By the turn of the decade the NHL doubled in size and AHL veterans like Leiter really benefited. He went on to play five NHL seasons, bringing his career total to 447 games played.
His first season was with the Pittsburgh Penguins, but he was better known for his four seasons with the Atlanta Flames. He scored back-to-back 26 goal seasons for the Flames in 1972-73 and 1973-74.
Most of his goals were scored in similar fashion.
"I try to stick around the goal and catch rebounds, maybe tip a shot or two," the self confessed garbage scorer said not-so-apologetically. "Heck, I'm too small to just lodge myself there in the slot and wing it like (Phil) Esposito. I get shoved out of the way if I try it. So I just rove, picking up the pieces."

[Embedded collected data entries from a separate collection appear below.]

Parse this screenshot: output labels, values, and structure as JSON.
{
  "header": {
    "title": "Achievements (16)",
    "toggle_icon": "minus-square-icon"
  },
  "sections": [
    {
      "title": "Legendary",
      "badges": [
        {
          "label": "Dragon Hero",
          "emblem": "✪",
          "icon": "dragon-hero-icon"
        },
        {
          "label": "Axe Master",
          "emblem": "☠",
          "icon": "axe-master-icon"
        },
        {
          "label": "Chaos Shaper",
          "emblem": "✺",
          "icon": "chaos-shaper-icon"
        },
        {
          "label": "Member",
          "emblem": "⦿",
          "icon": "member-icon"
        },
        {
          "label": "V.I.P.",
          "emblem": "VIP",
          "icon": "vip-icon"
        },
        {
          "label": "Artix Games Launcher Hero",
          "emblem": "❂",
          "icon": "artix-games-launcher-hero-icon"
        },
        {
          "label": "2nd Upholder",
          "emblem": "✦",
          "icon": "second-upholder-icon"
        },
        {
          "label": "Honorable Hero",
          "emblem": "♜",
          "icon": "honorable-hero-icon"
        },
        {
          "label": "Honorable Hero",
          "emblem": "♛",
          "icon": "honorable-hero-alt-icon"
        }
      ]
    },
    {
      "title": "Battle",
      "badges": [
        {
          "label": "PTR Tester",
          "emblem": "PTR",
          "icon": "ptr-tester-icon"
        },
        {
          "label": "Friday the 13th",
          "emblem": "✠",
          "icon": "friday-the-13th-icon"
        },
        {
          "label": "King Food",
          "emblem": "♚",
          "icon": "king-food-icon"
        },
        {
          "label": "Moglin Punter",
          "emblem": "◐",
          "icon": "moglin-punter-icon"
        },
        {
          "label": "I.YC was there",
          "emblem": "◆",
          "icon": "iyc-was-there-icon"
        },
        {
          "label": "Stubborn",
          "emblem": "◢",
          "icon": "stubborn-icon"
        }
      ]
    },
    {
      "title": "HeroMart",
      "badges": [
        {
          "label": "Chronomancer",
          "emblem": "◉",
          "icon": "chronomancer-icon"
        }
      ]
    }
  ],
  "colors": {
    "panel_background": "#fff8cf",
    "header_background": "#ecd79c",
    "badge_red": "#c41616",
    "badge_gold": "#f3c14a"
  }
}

Leiter, who spent nearly 13 years with more ups and downs than a yo-yo before finding success in Atlanta, credited coach Boom Boom Geoffrion with a lot of his success.
"I'm more relaxed this season," Leiter told The Hockey News. "Last year with Pittsburgh, I got benched when I made a mistake. This year, i know that I can make a mistake and still get back out there. I know Boomer's going to give me my chance. So as a consequence, I'm more relaxed, loose on the ice."
"Nobody ever worked with him," Geoffrion said of Leiter's long tenure in the minor leagues. "Nobody ever gave him the confidence to be a scorer. I knew he could be a scorer for me, though. I was sure of it. I've always liked Bobby Leiter.
"Everybody has tried to make him a defensive hockey player. He's not. He's a scorer and he's got to get that confidence he needs to shoot the puck."
Leiter, who did not wear socks in his skates, retired in 1976.